Normalität sieht anders aus. Auch die Absperrgitter sorgen weiterhin für einen Sicherheitsabstand vor dem Markt. Vor ihnen liegen immer noch die vielen Blumen von der Zeit nach dem Anschlag. Sie sind längst braun und verwelkt, aber sie erinnern weiter an den 9. Januar.

Frankreich verlassen

Das „H“ der weiß-blauen Leuchtbuchstaben des Lebensmittelmarkts „Hyper Cacher“ hängt herunter, nur ein Kabel hält es. Scheiben sind von Schüssen durchsiebt.

Immer noch kommen Schaulustige zu dem koscheren Supermarkt an der Porte de Vincennes. Manche legen Blumen nieder, einige beten, andere zünden Kerzen an. Ein Mann macht ein Selfie. Der kalte Wind fährt in das Blumenmeer vor der Absperrung und lässt die Plastik-Einpackfolien rascheln.
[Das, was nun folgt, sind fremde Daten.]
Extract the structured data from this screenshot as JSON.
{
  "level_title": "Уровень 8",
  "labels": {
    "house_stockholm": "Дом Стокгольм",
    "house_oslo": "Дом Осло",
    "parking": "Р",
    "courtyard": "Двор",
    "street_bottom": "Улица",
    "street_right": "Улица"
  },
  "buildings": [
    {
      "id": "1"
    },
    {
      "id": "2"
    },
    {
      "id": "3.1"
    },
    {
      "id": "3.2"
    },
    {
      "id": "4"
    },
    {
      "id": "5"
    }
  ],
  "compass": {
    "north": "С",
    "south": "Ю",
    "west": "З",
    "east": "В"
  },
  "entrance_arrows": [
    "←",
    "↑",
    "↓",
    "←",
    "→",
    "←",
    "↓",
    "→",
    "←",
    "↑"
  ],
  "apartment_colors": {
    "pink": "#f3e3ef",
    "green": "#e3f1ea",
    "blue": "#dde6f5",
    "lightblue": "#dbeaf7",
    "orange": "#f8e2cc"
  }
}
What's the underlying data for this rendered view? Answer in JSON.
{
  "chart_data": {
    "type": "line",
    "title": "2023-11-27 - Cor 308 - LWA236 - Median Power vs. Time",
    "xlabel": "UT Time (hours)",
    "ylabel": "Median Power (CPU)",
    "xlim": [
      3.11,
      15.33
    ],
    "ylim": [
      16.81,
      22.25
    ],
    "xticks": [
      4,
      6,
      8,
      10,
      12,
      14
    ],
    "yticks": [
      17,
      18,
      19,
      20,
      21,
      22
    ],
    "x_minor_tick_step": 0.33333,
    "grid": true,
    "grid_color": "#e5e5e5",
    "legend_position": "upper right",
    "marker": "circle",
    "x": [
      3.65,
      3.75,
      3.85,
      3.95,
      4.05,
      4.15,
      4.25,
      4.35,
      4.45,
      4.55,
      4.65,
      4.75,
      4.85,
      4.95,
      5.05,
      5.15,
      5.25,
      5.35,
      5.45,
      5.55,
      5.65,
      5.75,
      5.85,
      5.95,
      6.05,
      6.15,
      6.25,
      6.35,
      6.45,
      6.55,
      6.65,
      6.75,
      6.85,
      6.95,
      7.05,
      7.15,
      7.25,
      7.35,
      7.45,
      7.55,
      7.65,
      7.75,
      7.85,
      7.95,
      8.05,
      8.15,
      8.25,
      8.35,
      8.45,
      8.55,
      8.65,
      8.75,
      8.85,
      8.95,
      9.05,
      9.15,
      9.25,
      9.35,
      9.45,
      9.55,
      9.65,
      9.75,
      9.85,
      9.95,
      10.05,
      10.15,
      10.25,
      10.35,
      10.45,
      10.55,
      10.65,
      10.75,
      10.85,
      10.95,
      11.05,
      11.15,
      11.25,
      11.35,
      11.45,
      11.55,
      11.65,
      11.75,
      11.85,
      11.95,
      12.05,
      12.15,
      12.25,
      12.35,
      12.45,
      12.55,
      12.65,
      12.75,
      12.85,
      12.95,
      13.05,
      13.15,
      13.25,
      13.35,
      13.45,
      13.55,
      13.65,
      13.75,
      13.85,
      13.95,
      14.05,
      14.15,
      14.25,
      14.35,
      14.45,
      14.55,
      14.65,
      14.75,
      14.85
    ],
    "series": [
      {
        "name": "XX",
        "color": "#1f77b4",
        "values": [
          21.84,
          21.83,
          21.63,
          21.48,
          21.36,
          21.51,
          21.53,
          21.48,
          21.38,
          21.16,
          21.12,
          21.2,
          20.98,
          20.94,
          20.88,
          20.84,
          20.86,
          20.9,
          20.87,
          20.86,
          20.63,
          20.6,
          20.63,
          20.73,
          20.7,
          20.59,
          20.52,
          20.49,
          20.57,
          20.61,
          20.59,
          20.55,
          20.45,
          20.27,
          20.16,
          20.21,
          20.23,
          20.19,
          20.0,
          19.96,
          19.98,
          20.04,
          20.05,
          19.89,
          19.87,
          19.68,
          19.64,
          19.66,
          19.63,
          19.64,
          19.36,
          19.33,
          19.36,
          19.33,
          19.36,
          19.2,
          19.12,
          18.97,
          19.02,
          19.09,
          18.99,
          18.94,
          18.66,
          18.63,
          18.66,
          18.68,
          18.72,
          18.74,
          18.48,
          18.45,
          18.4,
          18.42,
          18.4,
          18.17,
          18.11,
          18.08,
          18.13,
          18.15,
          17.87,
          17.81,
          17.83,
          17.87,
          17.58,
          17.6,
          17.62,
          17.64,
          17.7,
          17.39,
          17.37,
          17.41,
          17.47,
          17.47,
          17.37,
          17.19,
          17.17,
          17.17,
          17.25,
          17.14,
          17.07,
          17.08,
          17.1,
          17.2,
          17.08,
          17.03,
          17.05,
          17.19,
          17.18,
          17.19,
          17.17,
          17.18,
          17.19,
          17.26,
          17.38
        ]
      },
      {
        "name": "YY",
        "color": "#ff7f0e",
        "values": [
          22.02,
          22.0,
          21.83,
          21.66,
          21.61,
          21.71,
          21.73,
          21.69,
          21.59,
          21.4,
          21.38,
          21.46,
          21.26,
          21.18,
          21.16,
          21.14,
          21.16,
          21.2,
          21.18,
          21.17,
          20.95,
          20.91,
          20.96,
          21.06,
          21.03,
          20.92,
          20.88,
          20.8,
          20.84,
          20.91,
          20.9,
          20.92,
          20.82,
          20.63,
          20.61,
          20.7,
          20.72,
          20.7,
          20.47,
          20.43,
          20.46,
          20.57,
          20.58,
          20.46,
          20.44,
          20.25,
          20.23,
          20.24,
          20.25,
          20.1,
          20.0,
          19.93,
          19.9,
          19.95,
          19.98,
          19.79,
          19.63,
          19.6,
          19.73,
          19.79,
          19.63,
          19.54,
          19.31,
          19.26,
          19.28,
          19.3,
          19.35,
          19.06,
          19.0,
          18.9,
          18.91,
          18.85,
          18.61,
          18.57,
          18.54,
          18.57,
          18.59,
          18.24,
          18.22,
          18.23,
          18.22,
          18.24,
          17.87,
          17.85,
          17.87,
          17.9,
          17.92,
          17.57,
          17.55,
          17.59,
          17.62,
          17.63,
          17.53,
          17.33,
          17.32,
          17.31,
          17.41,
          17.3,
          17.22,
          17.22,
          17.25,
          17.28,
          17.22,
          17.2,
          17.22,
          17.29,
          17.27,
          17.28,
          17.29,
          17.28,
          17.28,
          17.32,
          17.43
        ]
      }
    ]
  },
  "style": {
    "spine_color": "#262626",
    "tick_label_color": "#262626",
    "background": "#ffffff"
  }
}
Etwas weiter entfernt, an der Wand des Nachbargebäudes, lehnt Elon Cohen. Seine Augen sind vom Weinen gerötet. Cohens Cousin arbeitete in dem Supermarkt und starb als eines der vier Opfer des Anschlags. „Ich war nicht weit entfernt, als ich von der Geiselnahme erfahren habe“, sagt der 20-Jährige leise. Er kam schnell her, wartete vier Stunden auf der anderen Straßenseite und erlebte dann, wie die Polizisten den Markt stürmten. „Seither kann ich nicht mehr schlafen.“

In der Nacht wird der Leichnam seines Cousins nach Israel ausgeflogen werden. Auch Elon Cohen wird in drei Tagen Frankreich verlassen, für immer. Häufig hat er an diesen Schritt gedacht, jetzt fiel die Entscheidung ganz schnell. „Alle Juden werden Frankreich verlassen“, sagt er und schluckt. Die Familie seiner Mutter hat ein Haus in Tel Aviv, dort wird er bald leben. In Paris hat er zuletzt die Schule beendet und war zeitweise am Flughafen beschäftigt. Jetzt will er nur noch weg. „Das hier ist nicht mehr Frankreich, das ist Krieg.“

Blumen vor der Absperrung vor dem jüdischen Supermarkt

Blumen vor der Absperrung vor dem jüdischen Supermarkt

Östlich von Paris ist Auswanderung seit Tagen Dauerthema. Direkt neben dem jüdischen Supermarkt Hyper Cacher, der Ziel des Anschlags war, liegt Saint-Mandé. In den vergangenen Jahrzehnten sind viele sefardische Juden aus dem Zentrum von Paris hierher gezogen – 43 Prozent der Bewohner des 25.000-Einwohner-Städtchens sind jüdisch. Es gibt vier Synagogen, Kindergärten, ein jüdisches Kulturzentrum, viele koschere Lebensmittelläden und Restaurants. Hier lässt sich gut leben: Das Erholungsgebiet Bois de Vincennes mit seinem Schloss und Zoo liegt nebenan, die Metrolinie 1 bringt einen schnell ins Pariser Zentrum.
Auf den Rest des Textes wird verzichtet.